Create local memory files:

```text
.memory/review-rules.md
.memory/known-risks.json
.memory/fixed-patterns.json
.memory/project-profile.json
```

Memory should be append-only by default.

Never silently overwrite prior memory. Version it.

## Validation Rules

Hard rules:

1. No hallucinated files.
2. No invented tests.
3. No fake command success.
4. No "appears to work" language without evidence.
5. Every finding must include:
   - file path
   - evidence snippet
   - risk
   - suggested next action
6. Reports must distinguish:
   - confirmed issue
   - suspected issue
   - missing evidence
   - blocked by unavailable dependency

## First Implementation Target

Do not build everything at once.

Implement MVP:

```text
Phase 0 repo intake
Phase 1 static scan
Phase 4 report generation
Basic Ollama model doctor
```

Then add LLM review after the static evidence pipeline is stable.

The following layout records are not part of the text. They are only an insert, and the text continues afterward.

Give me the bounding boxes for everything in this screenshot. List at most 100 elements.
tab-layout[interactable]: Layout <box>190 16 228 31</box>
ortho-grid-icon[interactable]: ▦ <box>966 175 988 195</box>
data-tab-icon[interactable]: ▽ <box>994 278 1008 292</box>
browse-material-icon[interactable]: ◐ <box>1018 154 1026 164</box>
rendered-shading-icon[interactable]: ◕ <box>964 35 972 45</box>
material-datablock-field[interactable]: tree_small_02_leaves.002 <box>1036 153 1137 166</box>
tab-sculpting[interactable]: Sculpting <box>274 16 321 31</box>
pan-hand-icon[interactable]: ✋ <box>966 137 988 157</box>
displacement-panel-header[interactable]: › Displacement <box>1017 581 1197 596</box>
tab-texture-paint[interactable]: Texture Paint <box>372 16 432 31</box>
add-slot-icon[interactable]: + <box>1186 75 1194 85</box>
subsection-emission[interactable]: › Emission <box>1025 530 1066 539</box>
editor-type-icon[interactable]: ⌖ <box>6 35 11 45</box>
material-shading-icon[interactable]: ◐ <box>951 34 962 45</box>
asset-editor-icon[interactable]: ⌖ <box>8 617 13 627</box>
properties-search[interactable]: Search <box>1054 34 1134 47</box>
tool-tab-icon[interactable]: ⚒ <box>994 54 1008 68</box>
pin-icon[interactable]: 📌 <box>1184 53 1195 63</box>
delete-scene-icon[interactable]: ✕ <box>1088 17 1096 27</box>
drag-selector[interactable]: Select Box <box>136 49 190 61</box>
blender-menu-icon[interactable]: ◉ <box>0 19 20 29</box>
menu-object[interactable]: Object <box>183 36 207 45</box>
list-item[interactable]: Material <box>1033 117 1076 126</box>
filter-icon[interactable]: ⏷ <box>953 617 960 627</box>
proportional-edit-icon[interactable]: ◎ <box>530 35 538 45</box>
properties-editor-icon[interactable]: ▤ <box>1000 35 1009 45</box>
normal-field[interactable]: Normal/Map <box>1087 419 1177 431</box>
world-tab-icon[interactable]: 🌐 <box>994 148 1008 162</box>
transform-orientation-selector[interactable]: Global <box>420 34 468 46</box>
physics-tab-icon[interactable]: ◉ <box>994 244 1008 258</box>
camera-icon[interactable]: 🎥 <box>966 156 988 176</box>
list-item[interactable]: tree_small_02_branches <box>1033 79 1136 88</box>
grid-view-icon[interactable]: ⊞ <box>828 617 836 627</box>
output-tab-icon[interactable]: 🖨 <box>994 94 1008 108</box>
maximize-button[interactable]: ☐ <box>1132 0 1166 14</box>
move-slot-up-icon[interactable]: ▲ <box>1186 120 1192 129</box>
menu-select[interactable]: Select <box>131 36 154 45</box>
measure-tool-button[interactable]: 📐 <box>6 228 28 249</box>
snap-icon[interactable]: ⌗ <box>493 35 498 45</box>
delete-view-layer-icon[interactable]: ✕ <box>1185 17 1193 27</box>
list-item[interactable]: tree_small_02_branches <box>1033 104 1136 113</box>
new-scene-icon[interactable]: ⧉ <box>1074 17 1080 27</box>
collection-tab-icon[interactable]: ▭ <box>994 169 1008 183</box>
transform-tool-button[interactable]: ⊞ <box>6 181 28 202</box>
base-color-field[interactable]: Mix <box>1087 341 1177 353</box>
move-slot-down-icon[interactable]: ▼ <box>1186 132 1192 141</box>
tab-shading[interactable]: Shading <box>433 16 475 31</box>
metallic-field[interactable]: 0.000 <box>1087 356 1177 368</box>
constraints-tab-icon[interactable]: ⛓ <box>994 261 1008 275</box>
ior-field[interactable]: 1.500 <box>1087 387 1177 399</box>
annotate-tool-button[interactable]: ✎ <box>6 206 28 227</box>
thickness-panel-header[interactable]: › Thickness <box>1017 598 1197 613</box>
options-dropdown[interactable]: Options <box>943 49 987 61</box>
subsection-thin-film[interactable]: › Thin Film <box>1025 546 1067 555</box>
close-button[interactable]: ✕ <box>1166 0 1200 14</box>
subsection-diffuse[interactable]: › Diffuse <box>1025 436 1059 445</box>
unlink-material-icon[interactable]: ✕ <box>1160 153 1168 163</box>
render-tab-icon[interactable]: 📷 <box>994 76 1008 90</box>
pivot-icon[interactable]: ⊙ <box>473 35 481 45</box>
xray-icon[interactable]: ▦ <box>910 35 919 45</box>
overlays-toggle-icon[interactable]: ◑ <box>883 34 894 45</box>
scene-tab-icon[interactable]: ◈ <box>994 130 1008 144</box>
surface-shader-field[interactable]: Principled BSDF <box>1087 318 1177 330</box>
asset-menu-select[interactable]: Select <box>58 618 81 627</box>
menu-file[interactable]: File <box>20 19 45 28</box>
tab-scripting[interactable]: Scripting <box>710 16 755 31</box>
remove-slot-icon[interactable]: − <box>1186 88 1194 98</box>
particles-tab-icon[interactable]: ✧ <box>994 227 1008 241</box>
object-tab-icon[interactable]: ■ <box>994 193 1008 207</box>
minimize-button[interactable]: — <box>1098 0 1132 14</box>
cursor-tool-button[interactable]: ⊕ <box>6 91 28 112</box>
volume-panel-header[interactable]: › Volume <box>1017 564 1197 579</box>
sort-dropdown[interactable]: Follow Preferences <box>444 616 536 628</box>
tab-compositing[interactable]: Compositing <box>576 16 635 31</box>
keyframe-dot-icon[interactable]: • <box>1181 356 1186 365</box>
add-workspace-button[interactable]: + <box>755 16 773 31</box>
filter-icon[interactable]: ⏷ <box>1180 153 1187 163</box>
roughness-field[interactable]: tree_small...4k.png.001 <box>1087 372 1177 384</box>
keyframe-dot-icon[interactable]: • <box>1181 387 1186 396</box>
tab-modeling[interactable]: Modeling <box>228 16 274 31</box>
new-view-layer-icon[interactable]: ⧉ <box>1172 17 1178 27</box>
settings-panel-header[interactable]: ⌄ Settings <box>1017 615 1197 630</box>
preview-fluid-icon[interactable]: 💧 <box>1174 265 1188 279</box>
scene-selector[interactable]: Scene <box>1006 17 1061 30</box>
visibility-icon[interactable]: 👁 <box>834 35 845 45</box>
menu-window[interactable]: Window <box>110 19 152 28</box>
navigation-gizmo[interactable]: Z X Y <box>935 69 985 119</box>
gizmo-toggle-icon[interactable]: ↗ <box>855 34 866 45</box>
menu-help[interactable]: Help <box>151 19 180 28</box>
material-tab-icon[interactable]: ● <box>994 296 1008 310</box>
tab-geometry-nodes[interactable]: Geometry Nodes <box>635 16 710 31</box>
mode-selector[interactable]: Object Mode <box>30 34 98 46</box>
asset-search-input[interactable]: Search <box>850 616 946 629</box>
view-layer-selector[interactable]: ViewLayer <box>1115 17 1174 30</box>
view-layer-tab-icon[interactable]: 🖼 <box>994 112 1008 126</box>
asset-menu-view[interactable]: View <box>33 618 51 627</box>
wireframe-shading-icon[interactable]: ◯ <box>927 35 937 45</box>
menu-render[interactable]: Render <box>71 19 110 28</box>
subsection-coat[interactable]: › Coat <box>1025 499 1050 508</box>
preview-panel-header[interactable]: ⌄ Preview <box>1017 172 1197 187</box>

## MVP Acceptance Criteria

The MVP passes when:

```bash
review-harness repo .
review-harness scrum .
review-harness model doctor
```

produce usable output without crashing.

Required files:

```text
reports/latest/repo-intake.json
reports/latest/static-findings.json
reports/latest/scrum-test.md
reports/latest/risk-register.md
reports/latest/sprint-backlog.md
reports/latest/receipts.json
```

## Suggested Static Checks For MVP

Implement these first:

- hardcoded `/home/`
- hardcoded `/root/`
- hardcoded local IP addresses
- `exec(`
- `spawn(`
- `Command::new`
- raw SQL patterns:
  - `format!("SELECT`
  - string interpolation near SQL keywords
  - template literals containing `SELECT`
  - template literals containing `INSERT`
  - template literals containing `UPDATE`
  - template literals containing `DELETE`
- `Access-Control-Allow-Origin: *`
- committed `.env` files
- private key patterns
- files over 800 lines
- TODO, FIXME, and HACK count
- missing test directory
- package or build files without corresponding test command

## Output Style

Reports should be blunt and operational.

No motivational filler.

Use sections:

```text
Verdict
Evidence
Confirmed Risks
Suspected Risks
Blocked Checks
Sprint Backlog
Acceptance Gates
Next Commands
```

## Final Deliverable

After implementation, produce:

```text
docs/REVIEW_PIPELINE.md
docs/LOCAL_MODEL_SETUP.md
docs/REPORT_SCHEMA.md
reports/latest/*
```

Then run the harness against this repository itself and include the self-review report.

## Do Not

- Do not require GitHub.
- Do not require cloud LLMs.
- Do not pretend local model output is authoritative.
- Do not rewrite the target repository.
- Do not make destructive changes.
- Do not auto-commit.
- Do not hide degraded model failures.

## Strategic Goal

This should become the local review node for a larger autonomous development system.

Eventually it should plug into:

- OpenClaw
- MCP tools
- local lakehouse memory
- playbook sealing
- CI verification
- observer review loop

But first: make the local review harness reliable, inspectable, and evidence-driven.